Bagaimanapun, ini adalah rezim yang berkepentingan untuk mempertahankan kekuasaan dan menegaskan status dan kedaulatannya daripada memaksakan ideologi ke luar negeri atau bahkan mimpi untuk melakukan ekspansi. Putin tidak ingin membangun kembali Uni Soviet atau Kekaisaran Rusia.
Namun demikian, Rusia sebenarnya merupakan sebuah tantangan bagi Barat, hanya sebuah tantangan yang sangat berbeda dari yang mungkin diberikan oleh keluarga Dunford dan Thornberry.
Rusia jelas merupakan bahaya bagi negara-negara tetangganya yang lebih lemah, seperti yang dialami oleh Georgia dan Ukraina. Namun melalui kemampuan dan kemauannya untuk melakukan intervensi terhadap negara-negara berdaulat, di luar batas hukum internasional, hal ini juga menantang tatanan dunia yang telah diciptakan oleh Barat dan diuntungkan oleh Barat.
Kedua, Rusia merupakan ancaman bukan dalam hal tank di perbatasan dan rudal di udara, namun kemampuannya dalam menghalangi dan mengganggu. Mulai dari perundingan nuklir Iran dan perang melawan ISIS, hingga pasokan ke Stasiun Luar Angkasa Internasional dan perang melawan perdagangan narkoba global, Moskow dapat menjadi mitra yang berguna – namun juga akan menjadi sebuah masalah jika mereka menginginkannya.
Ketiga, semakin besar tekanan Barat terhadap Rusia melalui sanksi dan isolasi, maka semakin besar pula kekuatan rezim tersebut dalam jangka pendek, namun semakin besar pula tekanan dalam jangka panjang. Hal ini bisa membuat Kremlin mengadopsi kebijakan yang lebih berdamai di masa depan, namun hal ini juga bisa menjadi tindakan ultra-nasionalis yang akan membuat Putin terlihat seperti Pussy Riot. Ini mungkin merupakan pertaruhan geopolitik yang membuahkan hasil, namun tetap saja ini adalah pertaruhan.
Yang terakhir, konfrontasi ini menimbulkan tantangan politik internal bagi negara-negara Barat yang sudah terpecah. Tidak semua pemerintahan berkomitmen dalam perjuangan untuk membendung Rusia yang dipimpin Putin, apalagi setiap populasi.

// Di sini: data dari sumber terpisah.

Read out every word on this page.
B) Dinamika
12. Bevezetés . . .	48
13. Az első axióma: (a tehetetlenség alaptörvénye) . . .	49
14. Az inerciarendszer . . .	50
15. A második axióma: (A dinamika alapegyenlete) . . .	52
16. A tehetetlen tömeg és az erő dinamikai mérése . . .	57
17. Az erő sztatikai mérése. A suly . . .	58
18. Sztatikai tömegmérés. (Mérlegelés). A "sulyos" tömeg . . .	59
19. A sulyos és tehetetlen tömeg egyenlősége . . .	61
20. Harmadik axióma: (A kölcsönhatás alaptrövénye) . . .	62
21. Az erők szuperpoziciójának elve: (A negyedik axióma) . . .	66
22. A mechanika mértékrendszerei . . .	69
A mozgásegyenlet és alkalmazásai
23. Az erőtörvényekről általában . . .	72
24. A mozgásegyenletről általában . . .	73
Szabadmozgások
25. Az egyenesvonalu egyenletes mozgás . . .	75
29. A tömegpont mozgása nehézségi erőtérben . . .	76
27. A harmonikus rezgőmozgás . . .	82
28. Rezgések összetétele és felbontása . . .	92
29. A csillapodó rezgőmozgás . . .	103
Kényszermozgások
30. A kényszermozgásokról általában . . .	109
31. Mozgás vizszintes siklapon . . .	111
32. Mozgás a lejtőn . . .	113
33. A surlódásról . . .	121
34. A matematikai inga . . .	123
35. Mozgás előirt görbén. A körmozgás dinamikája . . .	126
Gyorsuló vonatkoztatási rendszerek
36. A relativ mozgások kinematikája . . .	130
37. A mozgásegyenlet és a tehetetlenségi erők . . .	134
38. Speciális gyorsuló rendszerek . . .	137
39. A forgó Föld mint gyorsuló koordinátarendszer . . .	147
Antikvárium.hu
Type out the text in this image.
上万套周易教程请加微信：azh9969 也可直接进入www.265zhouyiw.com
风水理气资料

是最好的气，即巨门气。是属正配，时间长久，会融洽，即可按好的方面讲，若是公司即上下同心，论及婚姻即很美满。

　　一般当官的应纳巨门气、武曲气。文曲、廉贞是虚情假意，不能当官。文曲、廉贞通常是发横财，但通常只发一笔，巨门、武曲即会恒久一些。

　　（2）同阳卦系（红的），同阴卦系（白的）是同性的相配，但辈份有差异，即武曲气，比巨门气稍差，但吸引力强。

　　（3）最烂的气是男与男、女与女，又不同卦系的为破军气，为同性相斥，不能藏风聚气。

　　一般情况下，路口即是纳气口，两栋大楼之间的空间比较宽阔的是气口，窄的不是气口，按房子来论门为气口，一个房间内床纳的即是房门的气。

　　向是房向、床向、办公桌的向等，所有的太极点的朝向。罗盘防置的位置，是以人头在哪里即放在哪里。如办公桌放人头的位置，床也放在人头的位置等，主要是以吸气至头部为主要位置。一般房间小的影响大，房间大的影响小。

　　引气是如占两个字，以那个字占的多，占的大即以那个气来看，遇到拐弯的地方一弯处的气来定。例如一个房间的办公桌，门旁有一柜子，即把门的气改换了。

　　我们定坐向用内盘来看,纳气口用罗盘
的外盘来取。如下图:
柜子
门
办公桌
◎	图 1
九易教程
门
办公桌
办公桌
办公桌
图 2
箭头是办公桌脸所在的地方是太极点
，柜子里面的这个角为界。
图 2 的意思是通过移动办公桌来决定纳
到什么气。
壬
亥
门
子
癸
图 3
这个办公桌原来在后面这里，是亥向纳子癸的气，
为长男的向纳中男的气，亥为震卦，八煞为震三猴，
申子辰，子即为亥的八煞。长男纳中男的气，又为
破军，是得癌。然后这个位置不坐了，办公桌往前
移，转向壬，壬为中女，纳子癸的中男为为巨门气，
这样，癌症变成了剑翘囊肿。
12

Setelah Italia, tantangan keamanan Eropa yang sesungguhnya datang dari wilayah selatan. Di Spanyol, 50 persen pengangguran kaum muda merupakan masalah yang lebih serius. Di Jerman, masyarakatnya tidak seantusias Angela Merkel menghadapi Putin. Dan begitulah seterusnya.
Keretakan yang ada saat ini antara Moskow dan Barat cukup lebar, dalam, dan berbahaya. Meskipun bahasa yang menghasut – dari kedua belah pihak – mungkin mendapat tepuk tangan dari basis politik inti, hal ini hanya akan membuka keretakan yang lebih luas. Dan dari sudut pandang Barat, semakin mereka berfokus pada “ancaman eksistensial” yang mereka bayangkan, maka semakin mereka kehilangan fokus terhadap tantangan-tantangan lain yang lebih nyata di masa depan.
Mark Galeotti adalah Profesor Urusan Global di Universitas New York.